Imagine a world where you could design a personalized health tracking device that stays with you…forever.

A special kind of tattoo has been developed to help patients monitor fluctuating levels of glucose, albumin, or pH in their bodies. This color-changing tattoo requires a shallow injection into the dermis, located between the epidermis and hypodermis layers of the skin. The research was completed by Ali Yetisen and his team at The Technical University of Munich. Yetisen’s team chose these three biomarkers because they serve as indicators for a range of health problems, according to their research paper “Dermal Tattoo Biosensors for Colorimetric Metabolite Detection” in Angewandte Chemie International Edition.

A Collision of Art and Science

“A functional cosmetic technology was developed by combining tattoo artistry and colorimetric biosensors,” Yetisen and his team explained in their research. Each dye they created responds to a specific variable in the blood and changes color accordingly.

One of the dyes reacts to pH and gradually changes from yellow to blue, depending on the blood’s acidity level. Another dye acts as a glucose sensor and shifts from light green to dark green, which could help people manage their diabetes. The third dye reads levels of albumin and morphs between shades of blue, providing potential aid for people at risk of liver or kidney failure.

Color Changing, Life Saving

These chameleon-like tattoos have already been able to identify changes to key health markers in animals, which creates a promising future for monitoring chronic health conditions in humans.

The researchers also tested whether an app, accessed on a smartphone, would be capable of analyzing tattoo colors to gauge blood pH, glucose, or albumin levels. The app requires the user to take a photo of their tattoo with their phone’s camera before it would be able to analyze the tattoo’s color. Specific calibrations play a part in the app’s ability to evaluate the shade, brightness, and saturation of the tattoo.

“If it works as well on a real human body as it does in the test system with pieces of pig skin, it could allow people to integrate blood biomarker levels with other digital heath data that they already collect with their smartphones,” said Eva Amsen in the Forbes article “Are Color-Changing Tattoos The Future Of Health Monitoring?”
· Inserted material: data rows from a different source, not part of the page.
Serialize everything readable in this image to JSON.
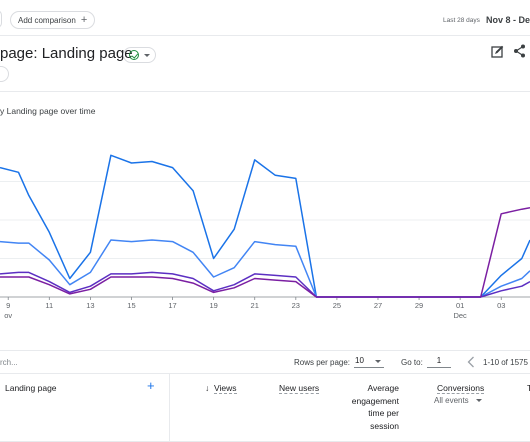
{
  "toolbar": {
    "add_comparison_label": "Add comparison",
    "add_comparison_icon": "plus-icon",
    "date_caption": "Last 28 days",
    "date_range": "Nov 8 - Dec"
  },
  "report": {
    "title": "page: Landing page",
    "status_icon": "check-circle-icon",
    "actions": [
      "edit-report-icon",
      "share-icon"
    ]
  },
  "chart": {
    "title": "y Landing page over time"
  },
  "chart_data": {
    "type": "line",
    "x_ticks": [
      {
        "day": 9,
        "label": "9",
        "sub": "ov"
      },
      {
        "day": 11,
        "label": "11"
      },
      {
        "day": 13,
        "label": "13"
      },
      {
        "day": 15,
        "label": "15"
      },
      {
        "day": 17,
        "label": "17"
      },
      {
        "day": 19,
        "label": "19"
      },
      {
        "day": 21,
        "label": "21"
      },
      {
        "day": 23,
        "label": "23"
      },
      {
        "day": 25,
        "label": "25"
      },
      {
        "day": 27,
        "label": "27"
      },
      {
        "day": 29,
        "label": "29"
      },
      {
        "day": 31,
        "label": "01",
        "sub": "Dec"
      },
      {
        "day": 33,
        "label": "03"
      }
    ],
    "x_domain": [
      8.6,
      34.4
    ],
    "y_domain": [
      0,
      1
    ],
    "gridlines": [
      0.25,
      0.5,
      0.75
    ],
    "series": [
      {
        "color": "#1a73e8",
        "points": [
          [
            8.6,
            0.84
          ],
          [
            9.5,
            0.81
          ],
          [
            10,
            0.66
          ],
          [
            11,
            0.42
          ],
          [
            12,
            0.12
          ],
          [
            13,
            0.29
          ],
          [
            14,
            0.92
          ],
          [
            15,
            0.87
          ],
          [
            16,
            0.88
          ],
          [
            17,
            0.84
          ],
          [
            18,
            0.69
          ],
          [
            19,
            0.25
          ],
          [
            20,
            0.44
          ],
          [
            21,
            0.89
          ],
          [
            22,
            0.79
          ],
          [
            23,
            0.77
          ],
          [
            24,
            0
          ],
          [
            25,
            0
          ],
          [
            26,
            0
          ],
          [
            27,
            0
          ],
          [
            28,
            0
          ],
          [
            29,
            0
          ],
          [
            30,
            0
          ],
          [
            31,
            0
          ],
          [
            32,
            0
          ],
          [
            33,
            0.14
          ],
          [
            34,
            0.25
          ],
          [
            34.4,
            0.37
          ]
        ]
      },
      {
        "color": "#4285f4",
        "points": [
          [
            8.6,
            0.36
          ],
          [
            9.5,
            0.35
          ],
          [
            10,
            0.35
          ],
          [
            11,
            0.24
          ],
          [
            12,
            0.08
          ],
          [
            13,
            0.16
          ],
          [
            14,
            0.37
          ],
          [
            15,
            0.36
          ],
          [
            16,
            0.37
          ],
          [
            17,
            0.36
          ],
          [
            18,
            0.29
          ],
          [
            19,
            0.13
          ],
          [
            20,
            0.19
          ],
          [
            21,
            0.36
          ],
          [
            22,
            0.34
          ],
          [
            23,
            0.33
          ],
          [
            24,
            0
          ],
          [
            25,
            0
          ],
          [
            26,
            0
          ],
          [
            27,
            0
          ],
          [
            28,
            0
          ],
          [
            29,
            0
          ],
          [
            30,
            0
          ],
          [
            31,
            0
          ],
          [
            32,
            0
          ],
          [
            33,
            0.07
          ],
          [
            34,
            0.12
          ],
          [
            34.4,
            0.17
          ]
        ]
      },
      {
        "color": "#5c2fc2",
        "points": [
          [
            8.6,
            0.15
          ],
          [
            9.5,
            0.16
          ],
          [
            10,
            0.16
          ],
          [
            11,
            0.1
          ],
          [
            12,
            0.03
          ],
          [
            13,
            0.07
          ],
          [
            14,
            0.15
          ],
          [
            15,
            0.15
          ],
          [
            16,
            0.16
          ],
          [
            17,
            0.15
          ],
          [
            18,
            0.12
          ],
          [
            19,
            0.04
          ],
          [
            20,
            0.08
          ],
          [
            21,
            0.15
          ],
          [
            22,
            0.14
          ],
          [
            23,
            0.13
          ],
          [
            24,
            0
          ],
          [
            25,
            0
          ],
          [
            26,
            0
          ],
          [
            27,
            0
          ],
          [
            28,
            0
          ],
          [
            29,
            0
          ],
          [
            30,
            0
          ],
          [
            31,
            0
          ],
          [
            32,
            0
          ],
          [
            33,
            0.04
          ],
          [
            34,
            0.07
          ],
          [
            34.4,
            0.1
          ]
        ]
      },
      {
        "color": "#7b1fa2",
        "points": [
          [
            8.6,
            0.13
          ],
          [
            9.5,
            0.13
          ],
          [
            10,
            0.13
          ],
          [
            11,
            0.08
          ],
          [
            12,
            0.02
          ],
          [
            13,
            0.05
          ],
          [
            14,
            0.13
          ],
          [
            15,
            0.13
          ],
          [
            16,
            0.13
          ],
          [
            17,
            0.12
          ],
          [
            18,
            0.09
          ],
          [
            19,
            0.03
          ],
          [
            20,
            0.06
          ],
          [
            21,
            0.12
          ],
          [
            22,
            0.11
          ],
          [
            23,
            0.1
          ],
          [
            24,
            0
          ],
          [
            25,
            0
          ],
          [
            26,
            0
          ],
          [
            27,
            0
          ],
          [
            28,
            0
          ],
          [
            29,
            0
          ],
          [
            30,
            0
          ],
          [
            31,
            0
          ],
          [
            32,
            0
          ],
          [
            33,
            0.54
          ],
          [
            34,
            0.57
          ],
          [
            34.4,
            0.58
          ]
        ]
      }
    ]
  },
  "table_controls": {
    "search_placeholder": "rch...",
    "rows_per_page_label": "Rows per page:",
    "rows_per_page_value": "10",
    "goto_label": "Go to:",
    "goto_value": "1",
    "range_text": "1-10 of 1575"
  },
  "table_header": {
    "dimension": "Landing page",
    "add_dimension_icon": "plus-icon",
    "views": "Views",
    "sort_icon": "arrow-down-icon",
    "new_users": "New users",
    "avg_engagement_lines": [
      "Average",
      "engagement",
      "time per",
      "session"
    ],
    "conversions": "Conversions",
    "conversions_filter": "All events",
    "cut_column": "T"
  }
}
Current Implications and Future Applications

One challenge that researchers are determined to overcome is making the ink color changes reversible. The pH-sensing ink stands alone as the only dye able to return to its original color. The dyes developed to detect glucose and albumin are only able to change one time and cannot return to their original color, even if the respective biomarkers revert to their original levels. This issue will need to be addressed before the technology can be broadly introduced and expanded to wider functions.

“The applications of the sensors can be extended to the detection of electrolytes, proteins, pathogenic microorganisms, gases, and dehydration status,” Yetisen’s team told News Medical Life Science in “New color-changing tattoos can monitor glucose levels and other metabolites in real-time” by Lois Zoppi.

These metamorphic tattoos have yet to be tested on humans, so you’ll have to wait a little longer to monitor your health with a personally designed, life-long wearable.


Discussion Questions

  • What other health conditions or diseases could be monitored with color-changing tattoos?
  • What questions would you ask Yetisen and his team about the challenges of color-changing ink on human skin?